Why People Hate Christians



    Why People Hate Christians

    We live in a progressive, post-modern society. Technology continues to thrive and our scientists are constantly discovering things previous generations had no idea about. Information is at our fingertips and we have more knowledge about the world we live in than ever before. In spite of our progression, society remains fractured by our perceived differences.  Communities have broken down over the years and our neighbours have become strangers.  It no longer takes a village to raise a child but one man and one women (or two men and two women as the case may be) who will make decisions concerning the child that best fits their ideals. None of us want to seem as though we are overstepping the invisible boundary between our own personal moral code and the actions of others, so even if we disagree with the actions of others, we keep our mouths firmly shut, telling ourselves that they are free to live out their ‘truth’.

    Truth, in our society, is no longer a fixed concept; your truth and my truth can be different yet exist simultaneously. It doesn’t really matter what you or I do as long as we can sleep at night and live with ourselves during the day. The opinions of others has ceased to have the same impact it once had, as those who speak out against our actions are often deemed as ‘haters’ or lacking in understanding.

    The idea that truth is relative cannot exist within the Christian paradigm simply because the concept of truth is the cornerstone of our faith.

    And you will know the truth, and the truth will set you free.

    John 8:32

    Jesus told him, “I am the way, the truth, and the life. No one can come to the Father except through me.

    John 14:6

    Our truth doesn’t change, it doesn’t adapt in an ever-evolving world; it is a fixed concept. We believe there is truth and everything else is a lie. Not only do we believe this, we want others to believe also so we share our faith with those around us in the hopes that they will see the truth and experience liberation as a result.

    Now, this attitude, in an era where every lifestyle is tolerated, accepted and celebrated, causes many problems. We are painted as bigots, as intolerant and rigid. We are accused of being narrow-minded and ignorant. And don’t get me wrong, there are hundreds of thousands of Christians who are all of these things, but not necessarily because of their faith. Most of the Christians that I know (I said ‘most’) are loving, caring individuals who continue to wrestle with their faith, accepting that there are things that they will never understand but holding onto Jesus all the same. They are merely imperfect people who believe in a perfect God, who get things wrong and are going through their process.

    I had a conversation with a friend of mine last week. I am her first Christian friend and she is my first Atheist friend so our conversations are always very interesting. One of the questions I asked her was why when I say that I am a Christian, people become hostile and defensive.  My faith raises alarm bells for others because they expect me to be prejudiced and judgmental.
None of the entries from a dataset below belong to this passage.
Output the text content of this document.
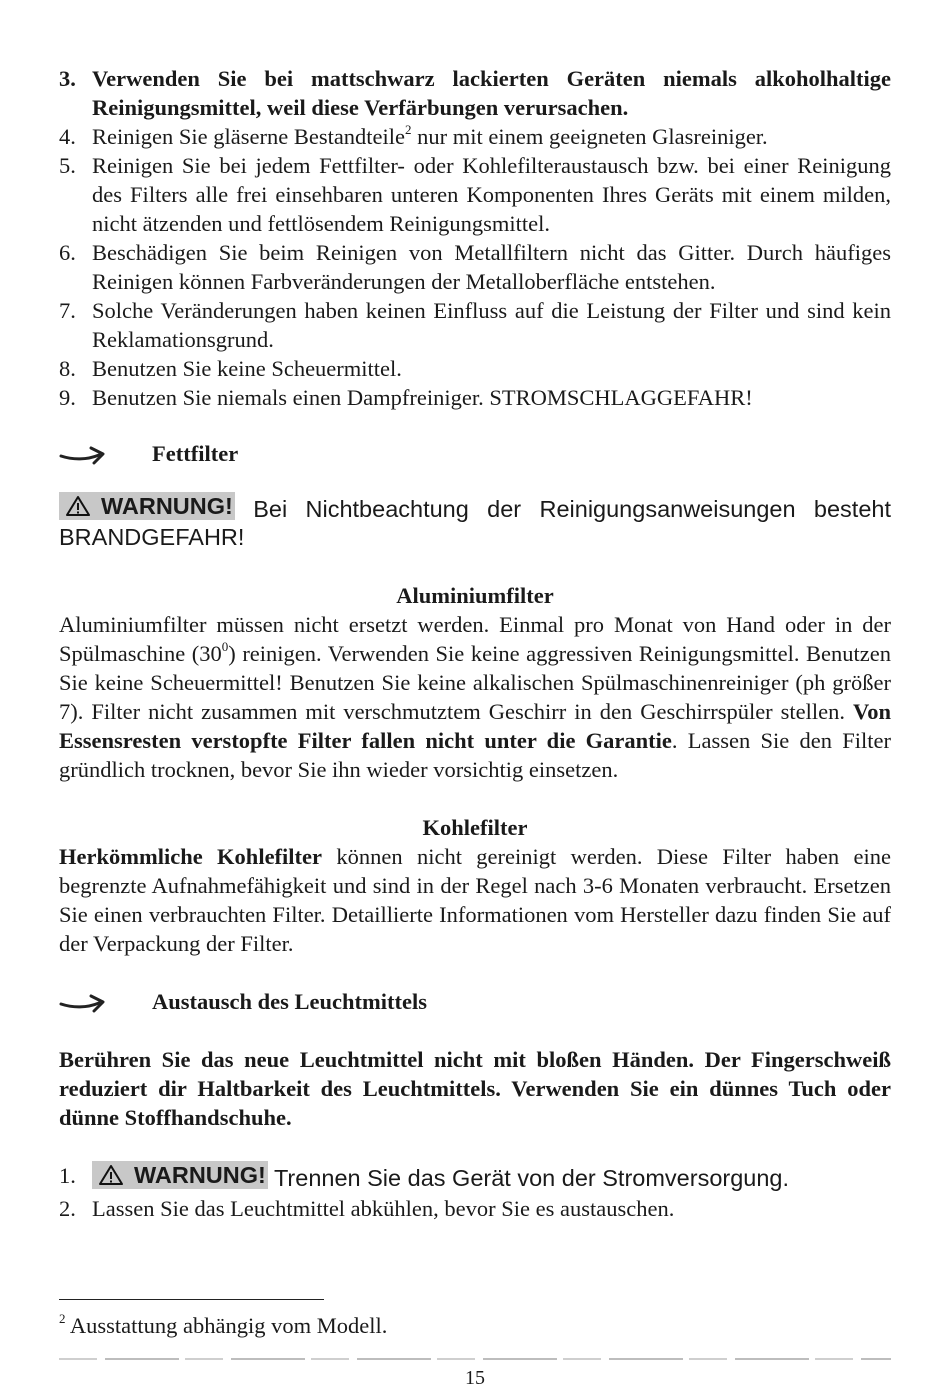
3. Verwenden Sie bei mattschwarz lackierten Geräten niemals alkoholhaltige Reinigungsmittel, weil diese Verfärbungen verursachen.
4. Reinigen Sie gläserne Bestandteile$^2$ nur mit einem geeigneten Glasreiniger.
5. Reinigen Sie bei jedem Fettfilter- oder Kohlefilteraustausch bzw. bei einer Reinigung des Filters alle frei einsehbaren unteren Komponenten Ihres Geräts mit einem milden, nicht ätzenden und fettlösendem Reinigungsmittel.
6. Beschädigen Sie beim Reinigen von Metallfiltern nicht das Gitter. Durch häufiges Reinigen können Farbveränderungen der Metalloberfläche entstehen.
7. Solche Veränderungen haben keinen Einfluss auf die Leistung der Filter und sind kein Reklamationsgrund.
8. Benutzen Sie keine Scheuermittel.
9. Benutzen Sie niemals einen Dampfreiniger. STROMSCHLAGGEFAHR!
Fettfilter
WARNUNG! Bei Nichtbeachtung der Reinigungsanweisungen besteht BRANDGEFAHR!
Aluminiumfilter
Aluminiumfilter müssen nicht ersetzt werden. Einmal pro Monat von Hand oder in der Spülmaschine $(30^0)$ reinigen. Verwenden Sie keine aggressiven Reinigungsmittel. Benutzen Sie keine Scheuermittel! Benutzen Sie keine alkalischen Spülmaschinenreiniger (ph größer 7). Filter nicht zusammen mit verschmutztem Geschirr in den Geschirrspüler stellen. Von Essensresten verstopfte Filter fallen nicht unter die Garantie. Lassen Sie den Filter gründlich trocknen, bevor Sie ihn wieder vorsichtig einsetzen.
Kohlefilter
Herkömmliche Kohlefilter können nicht gereinigt werden. Diese Filter haben eine begrenzte Aufnahmefähigkeit und sind in der Regel nach 3-6 Monaten verbraucht. Ersetzen Sie einen verbrauchten Filter. Detaillierte Informationen vom Hersteller dazu finden Sie auf der Verpackung der Filter.
Austausch des Leuchtmittels
Berühren Sie das neue Leuchtmittel nicht mit bloßen Händen. Der Fingerschweiß reduziert dir Haltbarkeit des Leuchtmittels. Verwenden Sie ein dünnes Tuch oder dünne Stoffhandschuhe.
1. WARNUNG! Trennen Sie das Gerät von der Stromversorgung.
2. Lassen Sie das Leuchtmittel abkühlen, bevor Sie es austauschen.
$^2$ Ausstattung abhängig vom Modell.
15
If I express my personal opinions concerning various social issues, I am judged or even mocked. But why is that? Why am I no longer allowed to hold fast to what I consider to be true? I am allowed to be spiritual, to believe in some vague higher power or even attribute the world’s happenings to the workings of the ‘universe’, but if I say that believe that Jesus Christ is Lord, I am immediately met with hostility.

    Perhaps it’s because Christianity certifies a standard that is in conflict with the lifestyles of many. Perhaps it’s because religion has been used as a weapon, as a tool that has sought to oppress people instead of liberating them. I’m not sure but I am interested.  What is your truth? Where does Christianity fit in? Does it fit in at all? If you are a Christian, do you believe that there is only one truth? How does this affect the way that you engage with the world? And when people ask you your opinion about social issues such as abortion, gay marriage and the likes, in environments outside of your church, what is your response?